Christiane Taubira lâche le gros mot du fédéralisme

, par Jérôme Quéré

Christiane Taubira lâche le gros mot du fédéralisme

La ministre de la Justice et Viviane Reding, vice-présidente de la Commission européenne, sont allées à la rencontre des Marseillais lors du dialogue eurocitoyen du 14 novembre. En réponse à un citoyen inquiet par la crise économique, Christiane Taubira affirme qu’il a été plus facile de construire la monnaie unique que d’avoir le courage de mettre en place un fédéralisme politique.

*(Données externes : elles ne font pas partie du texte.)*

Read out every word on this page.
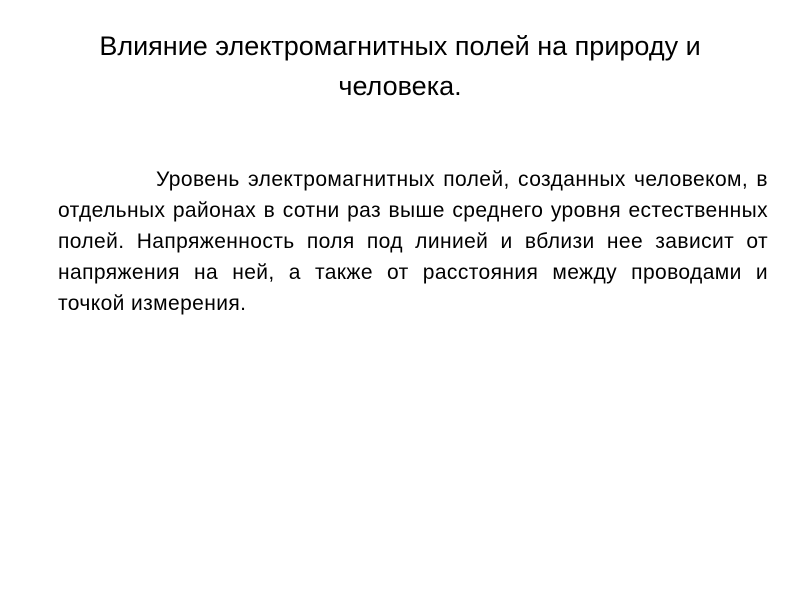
Влияние электромагнитных полей на природу и человека.

Уровень электромагнитных полей, созданных человеком, в отдельных районах в сотни раз выше среднего уровня естественных полей. Напряженность поля под линией и вблизи нее зависит от напряжения на ней, а также от расстояния между проводами и точкой измерения.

Le fédéralisme est-il un gros mot ?

Le gros mot est lâché ! Oui, le fédéralisme semble être encore perçu comme un gros mot en France, selon les termes de la garde des Sceaux. Et pourtant, elle n’a pu s’empêcher de le prononcer au dialogue eurocitoyen à Marseille : il a été plus facile de construire la monnaie unique de l’armer, de la vertébrer que de s’entendre et d’avoir le courage de monter et de mettre en place un dispositif de f... disons les choses y compris les gros mots, un fédéralisme politique qui aurait permis qu’il y ait une politique économique européenne.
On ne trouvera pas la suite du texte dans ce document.